The drill bit is the primary downhole tool, cutting up formation as it rotates. Diamond bits are used for hard formations. However, tri-coned steel-teethed bits are most commonly used today.
Sometimes, geologists inspect the cuttings that are circulated to surface to identify and confirm the formation that is currently being drilled.
At various and defined intervals, the well may be logged by wireline service companies. Why is this done? Well logging tells the industry experts the formations they are in, the fluids present within the formation (including oil!) and the quality of the cement job. In some drilling operations, wells are logged as they are being drilled using sophisticated tools which continuously transmit vital downhole information to surface without having to cease hole-making.
Metal pipe called surface casing is inserted into the well once the drillpipe is removed, and is cemented to the earth by cementing service companies. Cement is pumped and circulated within the well to permanently affix the pipe to the earth. This provides support, and limits communication between the surface and the subsurface to just that space inside of the pipe.

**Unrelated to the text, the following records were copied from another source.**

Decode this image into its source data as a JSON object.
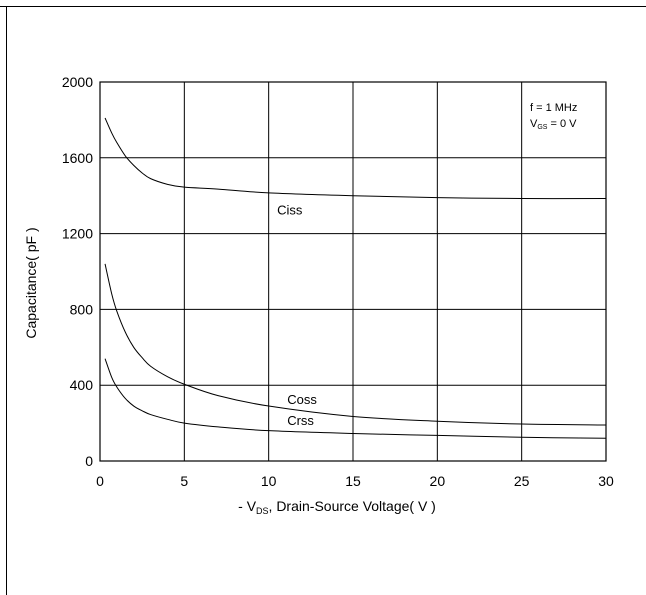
{
  "chart_data": {
    "type": "line",
    "xlim": [
      0,
      30
    ],
    "ylim": [
      0,
      2000
    ],
    "x_ticks": [
      "0",
      "5",
      "10",
      "15",
      "20",
      "25",
      "30"
    ],
    "y_ticks": [
      "0",
      "400",
      "800",
      "1200",
      "1600",
      "2000"
    ],
    "xlabel": {
      "prefix": "- V",
      "sub": "DS",
      "suffix": ", Drain-Source Voltage( V )"
    },
    "ylabel": "Capacitance( pF )",
    "grid": true,
    "annotations": {
      "line1": "f = 1 MHz",
      "line2_prefix": "V",
      "line2_sub": "GS",
      "line2_suffix": " = 0 V"
    },
    "series": [
      {
        "name": "Ciss",
        "x": [
          0.3,
          0.7,
          1,
          1.5,
          2,
          2.5,
          3,
          4,
          5,
          7,
          10,
          15,
          20,
          25,
          30
        ],
        "y": [
          1810,
          1730,
          1680,
          1610,
          1560,
          1520,
          1490,
          1460,
          1445,
          1435,
          1415,
          1400,
          1390,
          1385,
          1385
        ]
      },
      {
        "name": "Coss",
        "x": [
          0.3,
          0.7,
          1,
          1.5,
          2,
          2.5,
          3,
          4,
          5,
          7,
          10,
          15,
          20,
          25,
          30
        ],
        "y": [
          1040,
          880,
          790,
          680,
          600,
          545,
          500,
          445,
          405,
          345,
          290,
          235,
          210,
          195,
          190
        ]
      },
      {
        "name": "Crss",
        "x": [
          0.3,
          0.7,
          1,
          1.5,
          2,
          2.5,
          3,
          4,
          5,
          7,
          10,
          15,
          20,
          25,
          30
        ],
        "y": [
          540,
          440,
          390,
          330,
          290,
          265,
          245,
          220,
          200,
          180,
          160,
          145,
          135,
          125,
          120
        ]
      }
    ],
    "series_labels": [
      {
        "name": "Ciss",
        "x": 10.5,
        "y": 1300
      },
      {
        "name": "Coss",
        "x": 11.1,
        "y": 300
      },
      {
        "name": "Crss",
        "x": 11.1,
        "y": 190
      }
    ]
  }
}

Subsequent drilling punctures the bottom of the recently placed cement sheath and continues down to the objective depth. To drill deeper, the rig crew performs the seemingly routine act of ceasing rotary table rotation and mud circulation, lifting the drill string, setting it on slips at the rig floor, breaking the joint between the kelly and the topmost drillpipe with tongs, screwing on an additional length of drillpipe at the kelly, lifting the string again, removing the slips, lowering the string downhole, and reestablishing mud circulation and rotary table rotation.
Intermediate casing might be run in hole and cemented, too, depending on well design criteria and formation characteristics. When the total depth is reached a final cement job is conducted to either plug the well back up because no significant hydrocarbon was found, or to secure the production casing string in place for future completion and production.
The drilling contractor rigs down and moves off of the drilling location and heads on to the next assignment.